All I hear is END. THE END in capital letters. My heart changes rhythm. My heart relocates to my throat. There’s a rapid boom, boom, boom as if I’ve be given a shot of adrenalin. Dad and Nonna’s faces flicker in front of me.
THE END.
‘How can he be at his end?’ I ask in disbelief. She doesn’t have the answers.
We are quiet for a while, before going back. ‘I can do this,’ I say with confidence I don’t really feel.
‘Don’t say yes to something that you might not be able to cope with, please.’
What does she want us to sing to him?’ I ask, as we walk back up to ICU.
‘Shouldn’t you check with your mum first? She might say no.’ Pryia hovers on the stairs.
‘She’ll say yes.’ I know Mum will understand and want me do this. Pryia follows me reluctantly.

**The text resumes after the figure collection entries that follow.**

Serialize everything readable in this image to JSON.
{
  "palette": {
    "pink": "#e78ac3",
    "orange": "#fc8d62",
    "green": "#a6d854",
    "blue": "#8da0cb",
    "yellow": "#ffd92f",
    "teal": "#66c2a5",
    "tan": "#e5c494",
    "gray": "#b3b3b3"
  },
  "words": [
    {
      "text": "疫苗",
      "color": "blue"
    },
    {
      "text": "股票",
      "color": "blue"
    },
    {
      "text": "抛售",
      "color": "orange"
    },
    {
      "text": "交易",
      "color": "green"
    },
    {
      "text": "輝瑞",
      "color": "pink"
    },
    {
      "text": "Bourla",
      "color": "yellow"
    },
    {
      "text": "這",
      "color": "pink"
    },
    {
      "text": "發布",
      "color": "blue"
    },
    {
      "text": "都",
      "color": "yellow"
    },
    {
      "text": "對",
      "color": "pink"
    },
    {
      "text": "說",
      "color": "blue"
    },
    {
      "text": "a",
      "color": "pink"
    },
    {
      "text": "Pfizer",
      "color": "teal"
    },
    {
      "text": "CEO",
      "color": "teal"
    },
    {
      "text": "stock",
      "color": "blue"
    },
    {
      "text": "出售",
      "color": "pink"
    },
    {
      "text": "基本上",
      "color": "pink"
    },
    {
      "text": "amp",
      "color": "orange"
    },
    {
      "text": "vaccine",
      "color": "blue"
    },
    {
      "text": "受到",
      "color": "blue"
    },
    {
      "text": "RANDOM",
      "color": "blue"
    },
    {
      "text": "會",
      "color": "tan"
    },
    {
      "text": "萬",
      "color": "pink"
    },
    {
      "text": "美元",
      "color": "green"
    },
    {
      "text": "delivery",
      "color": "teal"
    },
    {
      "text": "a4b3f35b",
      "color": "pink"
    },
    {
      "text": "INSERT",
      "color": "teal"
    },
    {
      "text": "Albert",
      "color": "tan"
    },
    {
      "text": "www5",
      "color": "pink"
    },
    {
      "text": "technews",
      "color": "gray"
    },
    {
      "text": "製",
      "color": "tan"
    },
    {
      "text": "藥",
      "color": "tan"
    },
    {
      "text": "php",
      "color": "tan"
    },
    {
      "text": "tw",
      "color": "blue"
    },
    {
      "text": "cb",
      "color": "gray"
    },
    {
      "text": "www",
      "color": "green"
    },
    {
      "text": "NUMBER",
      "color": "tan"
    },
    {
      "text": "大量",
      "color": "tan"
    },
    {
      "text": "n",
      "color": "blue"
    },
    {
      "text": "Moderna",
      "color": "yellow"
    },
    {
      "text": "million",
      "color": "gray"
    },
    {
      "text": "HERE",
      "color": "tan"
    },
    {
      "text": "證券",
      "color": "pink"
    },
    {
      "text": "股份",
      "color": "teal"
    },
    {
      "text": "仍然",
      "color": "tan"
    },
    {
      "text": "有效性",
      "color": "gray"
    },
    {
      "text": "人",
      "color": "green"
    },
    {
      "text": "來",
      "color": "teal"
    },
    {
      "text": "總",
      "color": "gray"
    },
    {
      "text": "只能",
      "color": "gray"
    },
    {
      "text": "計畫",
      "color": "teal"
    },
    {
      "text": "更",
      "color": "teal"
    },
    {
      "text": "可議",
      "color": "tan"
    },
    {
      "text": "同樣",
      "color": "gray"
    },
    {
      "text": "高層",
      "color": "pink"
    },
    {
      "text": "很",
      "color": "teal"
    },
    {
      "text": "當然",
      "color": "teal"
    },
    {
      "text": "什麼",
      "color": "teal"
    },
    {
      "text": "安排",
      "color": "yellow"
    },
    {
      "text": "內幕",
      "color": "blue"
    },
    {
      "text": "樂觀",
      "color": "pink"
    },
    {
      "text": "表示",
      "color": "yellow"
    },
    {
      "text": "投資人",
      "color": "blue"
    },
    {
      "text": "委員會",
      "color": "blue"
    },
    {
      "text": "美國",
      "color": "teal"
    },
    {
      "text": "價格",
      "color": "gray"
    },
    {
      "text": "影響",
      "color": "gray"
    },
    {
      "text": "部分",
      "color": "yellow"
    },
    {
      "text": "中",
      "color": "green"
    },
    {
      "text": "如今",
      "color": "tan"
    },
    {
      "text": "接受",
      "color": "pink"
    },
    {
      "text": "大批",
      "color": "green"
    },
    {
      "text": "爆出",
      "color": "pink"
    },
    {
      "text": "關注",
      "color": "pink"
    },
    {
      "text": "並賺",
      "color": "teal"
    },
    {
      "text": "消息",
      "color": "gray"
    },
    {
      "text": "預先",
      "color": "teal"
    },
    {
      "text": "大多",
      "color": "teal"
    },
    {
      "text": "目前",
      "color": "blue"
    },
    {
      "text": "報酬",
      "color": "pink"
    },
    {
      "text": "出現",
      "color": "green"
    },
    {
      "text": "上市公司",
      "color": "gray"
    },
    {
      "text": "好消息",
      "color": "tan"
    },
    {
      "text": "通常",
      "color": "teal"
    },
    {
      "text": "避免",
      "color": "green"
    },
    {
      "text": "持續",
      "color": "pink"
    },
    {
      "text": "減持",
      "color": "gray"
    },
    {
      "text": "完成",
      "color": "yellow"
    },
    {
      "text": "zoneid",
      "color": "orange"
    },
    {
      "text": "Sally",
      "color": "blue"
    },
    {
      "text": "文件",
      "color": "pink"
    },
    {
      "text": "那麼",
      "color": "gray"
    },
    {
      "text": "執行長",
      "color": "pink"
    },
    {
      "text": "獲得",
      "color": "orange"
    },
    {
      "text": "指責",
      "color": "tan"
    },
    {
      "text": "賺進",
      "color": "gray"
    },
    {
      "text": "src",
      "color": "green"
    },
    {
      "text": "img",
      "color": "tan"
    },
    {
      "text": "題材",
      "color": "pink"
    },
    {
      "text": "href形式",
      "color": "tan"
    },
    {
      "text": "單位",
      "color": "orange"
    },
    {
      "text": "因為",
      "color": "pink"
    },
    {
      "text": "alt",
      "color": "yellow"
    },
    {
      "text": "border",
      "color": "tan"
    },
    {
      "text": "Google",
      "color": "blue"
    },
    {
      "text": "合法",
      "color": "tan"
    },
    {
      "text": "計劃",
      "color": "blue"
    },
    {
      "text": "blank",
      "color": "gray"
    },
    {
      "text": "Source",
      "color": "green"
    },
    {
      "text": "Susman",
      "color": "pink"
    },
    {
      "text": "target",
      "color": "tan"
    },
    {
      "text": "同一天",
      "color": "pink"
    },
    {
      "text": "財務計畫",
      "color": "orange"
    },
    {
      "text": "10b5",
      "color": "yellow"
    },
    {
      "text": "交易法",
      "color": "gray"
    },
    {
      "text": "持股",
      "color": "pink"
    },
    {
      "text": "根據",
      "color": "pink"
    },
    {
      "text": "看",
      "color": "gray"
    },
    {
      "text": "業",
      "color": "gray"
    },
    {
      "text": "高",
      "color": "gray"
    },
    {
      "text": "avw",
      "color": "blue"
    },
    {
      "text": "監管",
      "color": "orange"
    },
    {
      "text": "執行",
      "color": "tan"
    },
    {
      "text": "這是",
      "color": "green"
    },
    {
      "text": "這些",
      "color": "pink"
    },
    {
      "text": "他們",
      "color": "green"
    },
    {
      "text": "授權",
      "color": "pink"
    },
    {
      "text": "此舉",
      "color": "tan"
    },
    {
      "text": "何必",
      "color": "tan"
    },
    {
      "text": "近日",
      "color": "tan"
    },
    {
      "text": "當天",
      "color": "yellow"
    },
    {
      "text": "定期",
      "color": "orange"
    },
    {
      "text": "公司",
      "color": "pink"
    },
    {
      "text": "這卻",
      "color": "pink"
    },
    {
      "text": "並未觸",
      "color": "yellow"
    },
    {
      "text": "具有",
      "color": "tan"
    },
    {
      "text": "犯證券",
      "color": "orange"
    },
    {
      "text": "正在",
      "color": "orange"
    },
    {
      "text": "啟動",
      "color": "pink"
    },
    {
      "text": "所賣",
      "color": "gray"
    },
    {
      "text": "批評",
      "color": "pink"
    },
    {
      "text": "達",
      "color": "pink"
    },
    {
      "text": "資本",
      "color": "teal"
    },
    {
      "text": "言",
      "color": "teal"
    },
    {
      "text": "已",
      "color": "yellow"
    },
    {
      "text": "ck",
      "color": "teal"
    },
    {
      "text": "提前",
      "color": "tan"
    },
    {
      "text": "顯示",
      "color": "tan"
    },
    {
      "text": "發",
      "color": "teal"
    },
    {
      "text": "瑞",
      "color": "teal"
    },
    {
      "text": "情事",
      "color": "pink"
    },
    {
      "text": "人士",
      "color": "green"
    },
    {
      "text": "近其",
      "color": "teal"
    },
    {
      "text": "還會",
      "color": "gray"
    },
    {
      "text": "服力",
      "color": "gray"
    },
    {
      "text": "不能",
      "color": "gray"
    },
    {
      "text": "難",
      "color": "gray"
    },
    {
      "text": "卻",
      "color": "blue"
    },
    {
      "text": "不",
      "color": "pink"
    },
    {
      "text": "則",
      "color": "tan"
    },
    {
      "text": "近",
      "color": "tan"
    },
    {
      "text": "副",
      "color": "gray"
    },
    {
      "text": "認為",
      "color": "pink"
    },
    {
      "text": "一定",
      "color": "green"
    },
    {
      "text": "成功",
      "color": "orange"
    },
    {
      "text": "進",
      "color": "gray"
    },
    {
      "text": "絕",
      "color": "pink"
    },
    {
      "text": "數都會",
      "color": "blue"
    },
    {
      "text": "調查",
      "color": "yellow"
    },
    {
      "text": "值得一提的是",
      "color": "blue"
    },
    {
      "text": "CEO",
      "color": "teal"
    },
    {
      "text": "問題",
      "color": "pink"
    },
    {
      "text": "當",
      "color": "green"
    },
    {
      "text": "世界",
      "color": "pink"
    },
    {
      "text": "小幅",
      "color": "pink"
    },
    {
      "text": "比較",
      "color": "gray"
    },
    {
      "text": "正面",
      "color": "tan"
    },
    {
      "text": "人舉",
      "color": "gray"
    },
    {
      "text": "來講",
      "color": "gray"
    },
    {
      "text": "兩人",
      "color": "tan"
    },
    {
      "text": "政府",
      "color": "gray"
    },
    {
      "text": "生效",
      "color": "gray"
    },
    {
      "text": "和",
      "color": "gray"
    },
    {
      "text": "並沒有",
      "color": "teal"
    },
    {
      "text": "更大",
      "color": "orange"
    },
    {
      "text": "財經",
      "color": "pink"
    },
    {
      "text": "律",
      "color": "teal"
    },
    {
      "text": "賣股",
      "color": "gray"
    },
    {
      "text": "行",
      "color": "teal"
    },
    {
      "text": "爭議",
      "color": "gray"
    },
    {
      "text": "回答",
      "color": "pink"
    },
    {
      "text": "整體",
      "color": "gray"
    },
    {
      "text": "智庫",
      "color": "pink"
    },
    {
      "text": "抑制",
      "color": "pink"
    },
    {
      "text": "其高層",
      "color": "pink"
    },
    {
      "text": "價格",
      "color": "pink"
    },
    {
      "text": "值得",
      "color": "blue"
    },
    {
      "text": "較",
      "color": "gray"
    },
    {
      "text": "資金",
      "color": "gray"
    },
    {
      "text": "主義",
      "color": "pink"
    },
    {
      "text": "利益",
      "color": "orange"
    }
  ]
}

I think back to Fatima and the organ-donor conversation, how she warned me time wasn’t on her side. There’s no time now. I open the door to Kofi’s room. Mum’s already in there with Nikhil, Owen is sitting next to Kofi’s mum, holding her hand. They’re waiting for us.
We form a semi-circle by the bed. The nurses seem to retreat, melting away into the background. The room is quiet, apart from the sound of the ventilator huffing as we start to sing. I look at Kofi’s face, his skin, his black lashes resting on his cheeks, his hair gently starting to curl over his ears and his chest moving up and down. I scan him for signs that he can hear us. I move closer to him. I wish it were just him and me.
But now I’m here
I’m in the room
And I will sing
goodbye
This time.
I can see his lips beneath the oxygen mask. I reach out and touch the soft skin on his face, the only part of him not red or white, not burned or damaged. I join in with the chorus, determined to sing the notes long and loud as we say goodbye.